The contradiction of Obama’s climate policy

WASHINGTON — On the eve of the Obama administration’s release Tuesday of a report warning about grave consequences of climate change, presidential counselor John Podesta went into the White House briefing room and crowed about fossil-fuel production in words that could have been penned by Dick Cheney.

“The United States is now the largest producer of natural gas in the world and the largest producer of gas and oil in the world,” Podesta declared. “It’s projected that the United States will continue to be the largest producer of natural gas through 2030. For six straight months now, we’ve produced more oil here at home than we’ve imported from overseas.”

Podesta went on to say that as part of the “big increase” in oil and gas production, “we’re back on track to produce more oil and gas in the Gulf” of Mexico. As for environmental concerns related to all this production, “that can be dealt with through the proper application of the best practices to produce that oil and gas.”

It was a jarring juxtaposition: a new warning Tuesday about threats to life, health and commerce posed by carbon emissions, preceded by a boast Monday about record levels of carbon-fuel production. This is the contradiction at the heart of President Obama’s climate-change policy.

The president has made serious progress with renewable fuels and with energy efficiency (a new rule limiting carbon output at existing power plants, due next month, will be another big step) but this is being offset by increased production and export of fossil fuels.

“I don’t see how you can square it,” says Joe Romm, a physicist who used his Climate Progress blog at the liberal Center for American Progress to question Obama’s “Jekyll and Hyde” approach. “If we constrain our carbon emissions a little bit but we still produce more and more fossil fuels and then we sell them to other people who burn them, then that doesn’t solve the problem. Obama is not pulling any punches on the climate science, but he’s touting an energy policy which basically assumes the climate science doesn’t exist or it’s not true.”

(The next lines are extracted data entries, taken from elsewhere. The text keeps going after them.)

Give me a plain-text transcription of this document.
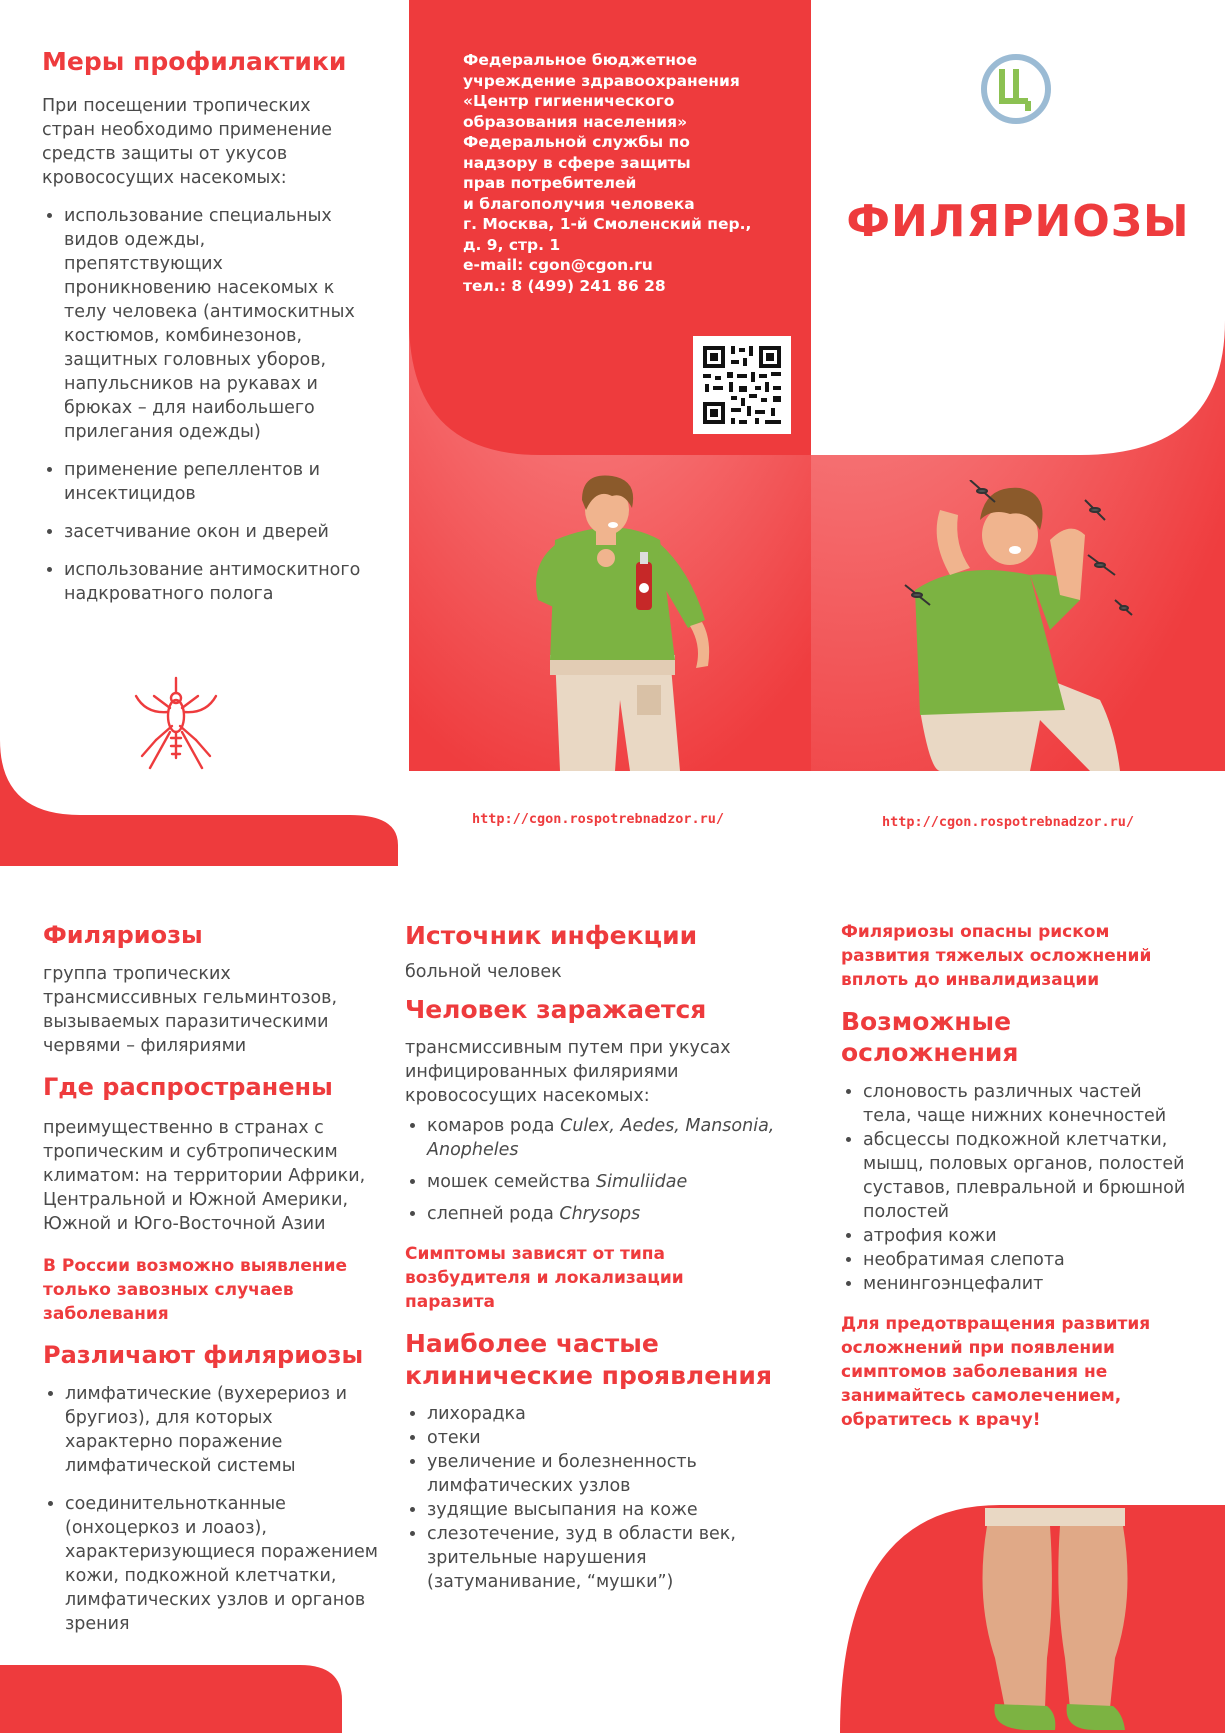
Меры профилактики

При посещении тропических стран необходимо применение средств защиты от укусов кровососущих насекомых:

• использование специальных видов одежды, препятствующих проникновению насекомых к телу человека (антимоскитных костюмов, комбинезонов, защитных головных уборов, напульсников на рукавах и брюках – для наибольшего прилегания одежды)
• применение репеллентов и инсектицидов
• засетчивание окон и дверей
• использование антимоскитного надкроватного полога
Федеральное бюджетное
учреждение здравоохранения
«Центр гигиенического
образования населения»
Федеральной службы по
надзору в сфере защиты
прав потребителей
и благополучия человека
г. Москва, 1-й Смоленский пер.,
д. 9, стр. 1
e-mail: cgon@cgon.ru
тел.: 8 (499) 241 86 28
ФИЛЯРИОЗЫ
http://cgon.rospotrebnadzor.ru/	http://cgon.rospotrebnadzor.ru/
Филяриозы

группа тропических трансмиссивных гельминтозов, вызываемых паразитическими червями – филяриями

Где распространены

преимущественно в странах с тропическим и субтропическим климатом: на территории Африки, Центральной и Южной Америки, Южной и Юго-Восточной Азии

В России возможно выявление только завозных случаев заболевания

Различают филяриозы
• лимфатические (вухерериоз и бругиоз), для которых характерно поражение лимфатической системы
• соединительнотканные (онхоцеркоз и лоаоз), характеризующиеся поражением кожи, подкожной клетчатки, лимфатических узлов и органов зрения
Источник инфекции

больной человек

Человек заражается

трансмиссивным путем при укусах инфицированных филяриями кровососущих насекомых:

• комаров рода Culex, Aedes, Mansonia, Anopheles
• мошек семейства Simuliidae
• слепней рода Chrysops

Симптомы зависят от типа возбудителя и локализации паразита

Наиболее частые клинические проявления
• лихорадка
• отеки
• увеличение и болезненность лимфатических узлов
• зудящие высыпания на коже
• слезотечение, зуд в области век, зрительные нарушения (затуманивание, “мушки”)

Филяриозы опасны риском развития тяжелых осложнений вплоть до инвалидизации

Возможные осложнения
• слоновость различных частей тела, чаще нижних конечностей
• абсцессы подкожной клетчатки, мышц, половых органов, полостей суставов, плевральной и брюшной полостей
• атрофия кожи
• необратимая слепота
• менингоэнцефалит

Для предотвращения развития осложнений при появлении симптомов заболевания не занимайтесь самолечением, обратитесь к врачу!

Those words are particularly noteworthy because Romm worked for Podesta, who founded and ran the Center for American Progress before joining the Obama White House. And the sentiment is widespread. Leaders of 18 prominent environmental groups wrote to Obama this winter, saying that what the White House calls its “all of the above” energy strategy “accelerates development of fuel sources that can negate the important progress you’ve already made on lowering U.S. carbon pollution, and it undermines U.S. credibility in the international community.”

Similar contradictions can be seen in other policy areas. Obama set out to rein in Bush administration overreach but has presided over a record number of drone strikes. He advocates for a more humane immigration system but has deported a record number of illegal immigrants.

Often, Obama has been more pragmatic than his conservative critics give him credit for; he has, for example, taken into account the economic and national security benefits of more domestic oil production. But his pragmatism also means he hasn’t advanced his own policies as forcefully as he could, even though he is maligned by conservatives as if he had.

Podesta, articulating Obama’s all-of-the-above strategy, told reporters Monday that the administration is “firing on all cylinders when it comes to producing more energy, cleaner energy, and more energy efficiency, as well as combating climate change.”

After Podesta’s presentation, a reporter observed that it seemed like “a wholehearted endorsement of fracking” (an increasingly popular method of producing natural gas) and that Obama had similarly lauded the technology.

Podesta responded by endorsing natural-gas fracking “as a bridge, if you will, from a world in which there’s still a need for fossil fuels to power our economy.”

But Romm, the climate-change expert, says industry has been using the “bridge” argument for three decades. There’s now some evidence that methane leaked in the transport and production of “clean” natural gas could erase the carbon advantage it has over coal.

“The science says you’re going to need to leave most of the carbon, the fossil fuels, in the ground if you don’t want to render large parts of the planet uninhabitable,” he argues. Yet the Obama administration proceeds with fracking, new coal production leases and export terminals and drilling in the Arctic — an all-of-the-above strategy that “used to be the Republican mantra.”

Now it’s not a mantra. It’s a contradiction.

Dana Milbank is a Washington Post columnist.